Vor allem aber für die Zukunft der Hauptstadt Ninives, Mossul, gibt es seitens der Anti-IS-Allianz offenbar keinen Plan. Die Millionenmetropole ist fest im Griff der Gotteskrieger, und die Bereitschaft der Peschmerga, militärisch einzugreifen gering. Da Pläne zum Aufbau einer sunnitisch dominierten Regionalgarde, über die Amerikas Außenminister John Kerry mit Iraks Ministerpräsident Haider al Abadi berät, noch in den Kinderschuhen stecken, könnte eine Befreiung Mossuls lange auf sich warten lassen.


4 Lesermeinungen

  1. MF87 sagt:

    Täglich schockartige Gewalt die Realität
    erfahren dieser Regionen wie ein unfassbare Pogrom,raubt mir den Atem,Erfahrungskenntnisse,all das vergossenes Blut,und weiter ,immer weiter und mehr das Schrecken ein mörderisches System.

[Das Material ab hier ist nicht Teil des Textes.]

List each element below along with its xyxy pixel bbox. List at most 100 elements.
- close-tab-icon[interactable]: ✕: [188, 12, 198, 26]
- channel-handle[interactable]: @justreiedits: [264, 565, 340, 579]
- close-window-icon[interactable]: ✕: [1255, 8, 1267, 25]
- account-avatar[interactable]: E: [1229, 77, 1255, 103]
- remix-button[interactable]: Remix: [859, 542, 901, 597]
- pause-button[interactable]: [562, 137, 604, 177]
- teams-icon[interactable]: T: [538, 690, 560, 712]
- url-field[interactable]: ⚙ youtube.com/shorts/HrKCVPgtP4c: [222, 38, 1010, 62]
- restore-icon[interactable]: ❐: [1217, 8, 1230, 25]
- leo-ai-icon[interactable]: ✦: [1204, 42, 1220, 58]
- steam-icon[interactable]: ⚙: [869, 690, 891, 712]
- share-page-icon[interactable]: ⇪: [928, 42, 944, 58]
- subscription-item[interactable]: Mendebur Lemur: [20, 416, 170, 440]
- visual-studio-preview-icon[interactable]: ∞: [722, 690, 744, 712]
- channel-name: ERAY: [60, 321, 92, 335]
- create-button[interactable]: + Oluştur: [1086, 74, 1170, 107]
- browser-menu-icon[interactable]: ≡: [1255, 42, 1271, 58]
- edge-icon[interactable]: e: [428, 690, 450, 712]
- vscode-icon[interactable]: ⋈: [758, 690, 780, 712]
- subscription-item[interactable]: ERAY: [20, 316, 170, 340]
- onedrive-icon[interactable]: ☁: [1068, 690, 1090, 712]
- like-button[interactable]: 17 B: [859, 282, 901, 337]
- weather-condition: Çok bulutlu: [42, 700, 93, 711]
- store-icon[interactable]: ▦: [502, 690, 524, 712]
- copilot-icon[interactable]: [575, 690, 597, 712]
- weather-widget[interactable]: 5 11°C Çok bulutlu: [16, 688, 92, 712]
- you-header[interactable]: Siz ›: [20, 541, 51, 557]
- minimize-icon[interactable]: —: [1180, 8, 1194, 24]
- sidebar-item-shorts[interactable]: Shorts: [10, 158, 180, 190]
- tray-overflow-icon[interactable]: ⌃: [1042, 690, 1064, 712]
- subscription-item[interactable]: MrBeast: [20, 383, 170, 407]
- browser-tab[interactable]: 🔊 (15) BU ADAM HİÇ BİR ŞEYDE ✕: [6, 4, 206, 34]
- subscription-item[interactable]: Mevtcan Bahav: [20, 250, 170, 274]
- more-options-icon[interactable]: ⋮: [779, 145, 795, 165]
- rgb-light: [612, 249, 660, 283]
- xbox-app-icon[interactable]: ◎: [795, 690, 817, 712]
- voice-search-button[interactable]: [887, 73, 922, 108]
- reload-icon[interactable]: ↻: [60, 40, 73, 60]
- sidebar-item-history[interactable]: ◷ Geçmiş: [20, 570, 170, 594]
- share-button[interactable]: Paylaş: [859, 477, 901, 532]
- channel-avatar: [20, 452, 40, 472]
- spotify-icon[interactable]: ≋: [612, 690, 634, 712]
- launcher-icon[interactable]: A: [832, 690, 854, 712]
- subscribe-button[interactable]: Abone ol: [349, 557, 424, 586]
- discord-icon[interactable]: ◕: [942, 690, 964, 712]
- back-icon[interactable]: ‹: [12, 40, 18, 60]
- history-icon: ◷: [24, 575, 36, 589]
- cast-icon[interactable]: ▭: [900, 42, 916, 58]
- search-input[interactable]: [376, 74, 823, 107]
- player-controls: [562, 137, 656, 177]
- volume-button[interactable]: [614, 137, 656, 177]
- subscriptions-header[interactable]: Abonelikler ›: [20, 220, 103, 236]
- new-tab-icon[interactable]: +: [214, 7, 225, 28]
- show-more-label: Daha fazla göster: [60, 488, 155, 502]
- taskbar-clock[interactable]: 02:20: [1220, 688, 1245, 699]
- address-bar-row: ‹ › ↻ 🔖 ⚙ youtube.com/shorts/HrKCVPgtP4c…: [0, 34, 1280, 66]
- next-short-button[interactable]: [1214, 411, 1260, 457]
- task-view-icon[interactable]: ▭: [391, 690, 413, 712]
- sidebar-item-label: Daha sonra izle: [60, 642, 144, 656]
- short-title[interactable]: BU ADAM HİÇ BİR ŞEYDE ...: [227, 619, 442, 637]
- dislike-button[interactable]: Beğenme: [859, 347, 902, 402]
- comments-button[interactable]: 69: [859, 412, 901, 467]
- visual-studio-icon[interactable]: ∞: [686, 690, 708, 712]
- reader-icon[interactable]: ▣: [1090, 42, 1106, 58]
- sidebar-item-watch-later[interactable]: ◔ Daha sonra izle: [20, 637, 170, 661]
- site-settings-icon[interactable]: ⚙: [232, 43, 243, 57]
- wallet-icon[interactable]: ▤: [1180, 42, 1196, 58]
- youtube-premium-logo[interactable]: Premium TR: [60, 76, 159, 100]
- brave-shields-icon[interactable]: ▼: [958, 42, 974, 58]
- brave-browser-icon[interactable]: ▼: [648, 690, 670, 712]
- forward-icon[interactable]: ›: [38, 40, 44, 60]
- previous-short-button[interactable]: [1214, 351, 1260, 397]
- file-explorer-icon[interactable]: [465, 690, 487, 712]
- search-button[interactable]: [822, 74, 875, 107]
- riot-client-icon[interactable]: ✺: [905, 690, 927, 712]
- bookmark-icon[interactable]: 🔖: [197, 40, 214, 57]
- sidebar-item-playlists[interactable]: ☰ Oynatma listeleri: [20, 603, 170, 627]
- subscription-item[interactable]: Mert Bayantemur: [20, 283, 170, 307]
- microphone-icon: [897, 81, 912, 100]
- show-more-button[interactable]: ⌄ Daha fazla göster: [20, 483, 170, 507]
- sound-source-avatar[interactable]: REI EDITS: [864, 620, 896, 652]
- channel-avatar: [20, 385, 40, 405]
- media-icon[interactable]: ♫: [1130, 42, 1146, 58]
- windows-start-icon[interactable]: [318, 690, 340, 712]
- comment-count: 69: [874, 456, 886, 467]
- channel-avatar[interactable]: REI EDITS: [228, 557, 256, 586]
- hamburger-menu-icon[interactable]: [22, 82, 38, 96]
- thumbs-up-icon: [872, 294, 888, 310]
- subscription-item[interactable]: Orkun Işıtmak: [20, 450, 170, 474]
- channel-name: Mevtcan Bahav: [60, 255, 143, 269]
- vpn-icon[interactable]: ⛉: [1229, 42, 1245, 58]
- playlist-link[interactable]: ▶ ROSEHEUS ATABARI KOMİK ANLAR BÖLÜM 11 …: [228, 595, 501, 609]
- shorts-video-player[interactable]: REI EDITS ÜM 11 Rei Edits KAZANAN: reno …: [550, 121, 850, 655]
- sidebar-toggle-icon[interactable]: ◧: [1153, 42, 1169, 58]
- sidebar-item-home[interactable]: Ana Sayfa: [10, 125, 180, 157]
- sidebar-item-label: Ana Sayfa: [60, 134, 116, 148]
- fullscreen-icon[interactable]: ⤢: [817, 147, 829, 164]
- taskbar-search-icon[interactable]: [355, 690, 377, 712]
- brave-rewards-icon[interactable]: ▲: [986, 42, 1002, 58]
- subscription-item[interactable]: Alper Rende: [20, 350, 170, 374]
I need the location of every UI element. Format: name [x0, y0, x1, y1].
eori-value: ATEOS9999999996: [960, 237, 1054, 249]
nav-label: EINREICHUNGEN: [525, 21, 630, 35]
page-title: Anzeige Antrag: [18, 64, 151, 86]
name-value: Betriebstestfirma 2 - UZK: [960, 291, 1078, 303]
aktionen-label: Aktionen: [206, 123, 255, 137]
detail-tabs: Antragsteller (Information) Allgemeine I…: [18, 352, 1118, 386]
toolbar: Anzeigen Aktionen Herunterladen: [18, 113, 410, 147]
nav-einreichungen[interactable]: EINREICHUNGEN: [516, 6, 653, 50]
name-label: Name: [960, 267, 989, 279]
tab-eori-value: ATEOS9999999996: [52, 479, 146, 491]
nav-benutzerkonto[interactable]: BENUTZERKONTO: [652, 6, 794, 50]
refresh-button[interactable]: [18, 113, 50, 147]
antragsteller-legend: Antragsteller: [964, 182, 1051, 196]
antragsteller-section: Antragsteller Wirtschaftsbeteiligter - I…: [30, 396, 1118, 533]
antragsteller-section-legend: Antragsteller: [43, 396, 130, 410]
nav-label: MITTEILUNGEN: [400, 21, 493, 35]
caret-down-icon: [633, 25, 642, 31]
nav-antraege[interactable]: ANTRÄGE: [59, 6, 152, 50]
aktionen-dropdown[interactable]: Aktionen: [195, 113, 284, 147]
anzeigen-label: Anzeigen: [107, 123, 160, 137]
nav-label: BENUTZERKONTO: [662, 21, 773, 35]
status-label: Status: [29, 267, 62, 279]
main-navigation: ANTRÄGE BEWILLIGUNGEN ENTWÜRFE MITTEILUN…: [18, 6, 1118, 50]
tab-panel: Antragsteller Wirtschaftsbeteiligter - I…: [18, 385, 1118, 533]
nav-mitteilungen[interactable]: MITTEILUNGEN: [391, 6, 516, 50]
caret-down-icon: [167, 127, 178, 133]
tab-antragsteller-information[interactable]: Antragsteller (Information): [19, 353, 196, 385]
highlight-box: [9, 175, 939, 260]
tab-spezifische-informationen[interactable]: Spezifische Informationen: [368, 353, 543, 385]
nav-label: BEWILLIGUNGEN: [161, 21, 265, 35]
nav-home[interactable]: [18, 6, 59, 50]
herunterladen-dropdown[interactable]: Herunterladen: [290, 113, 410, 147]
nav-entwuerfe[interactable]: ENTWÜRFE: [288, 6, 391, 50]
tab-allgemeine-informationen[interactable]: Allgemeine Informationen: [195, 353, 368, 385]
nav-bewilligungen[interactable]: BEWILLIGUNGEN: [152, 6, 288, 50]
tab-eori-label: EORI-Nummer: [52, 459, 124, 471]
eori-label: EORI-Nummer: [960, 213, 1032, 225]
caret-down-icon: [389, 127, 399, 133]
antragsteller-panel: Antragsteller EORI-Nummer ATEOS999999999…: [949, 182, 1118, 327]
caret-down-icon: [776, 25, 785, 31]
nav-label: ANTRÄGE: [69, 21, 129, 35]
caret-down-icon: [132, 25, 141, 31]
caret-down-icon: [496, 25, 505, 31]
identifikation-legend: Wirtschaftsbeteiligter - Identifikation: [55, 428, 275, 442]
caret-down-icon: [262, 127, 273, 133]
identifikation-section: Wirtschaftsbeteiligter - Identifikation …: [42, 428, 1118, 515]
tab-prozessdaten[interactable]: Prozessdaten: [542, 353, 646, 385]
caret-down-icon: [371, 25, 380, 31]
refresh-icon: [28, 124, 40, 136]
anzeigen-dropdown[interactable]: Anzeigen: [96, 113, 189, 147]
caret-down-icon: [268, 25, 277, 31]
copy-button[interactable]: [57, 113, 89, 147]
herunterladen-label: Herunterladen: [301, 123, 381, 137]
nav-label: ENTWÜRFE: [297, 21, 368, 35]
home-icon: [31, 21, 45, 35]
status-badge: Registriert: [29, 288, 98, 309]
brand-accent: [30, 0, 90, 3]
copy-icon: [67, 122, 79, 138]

    ein Kommentar der NYTnow(NYTNow App): Breaking the ISIS Siege[19.12.2014],insbesondere die Lage ,geographisch dargestellt.

  2. rossdorn sagt:

    Etwas umfassender Denken, bitte.
    So unangenehm die derzeitige Entwicklung des Islam auch ist, man sollte niemals die gesamte Geschichte der Situation in der Region verschweigen…

    Ursache war eine illegale Invasion, mit vorgeschobenen, erlogenen Gründen durch die USA und die Engländer.

    DARAN FÜHRT KEIN WEG VORBEI !!!

    Wenn man die Fundamentalisten derart motiviert, sollte man nicht über die Entwicklung heucheln.

  3. Mitdenker_2.0 sagt:

    Bin beeindruckt....
    … über so viel Kenntnis zu den Absichten und Plänen der Allianz.

    … über die Fähigkeiten den Autors, eine derart komplexe Gemengelage von Stämmen, Verflechtungen der Glaubensgemeinschaften, sunnitischen und schiitischen Hintergrundkonflikten und Autonomiebestrebungen der Kurden im Irak und der Einflüsse umgebender Länder (vor allem Türkei und Iran, aber auch Emirate, etc.), mit so wenigen Worten zusammenzufassen.

    … und sage Danke für eine weitere Verschwörungstheorie.

  4. MF87 sagt:

    IDPs oder Internally Displaced Persons
    es gibt ein unzählige Menge Abkürzungen,wie IDPs(Washington Post,29.12.2014),eine Tarnung Schicksale viele,viele Menschen in dieser Regionen ohne verlässliche Rettungsschirmen,insbesondere sogenannte Grenzgebieten.( wie Afghanistan und Pakistan).In der EU schwer vorstellbar oder ganz und gar nicht und nie vorstellbar,ja hier gibt es immer eine kaltziffermäßigen Bewertung der Migranten oder wie auch immer sie gedeutet werden und dargestellt:L’Etranger.
    Erfreulich die Wörter der Bundeskanzlerin Frau Merkel ( erfrischend klar über Pegida).
    Hoffnungsvoll,Ehrfurcht vor dem Leben!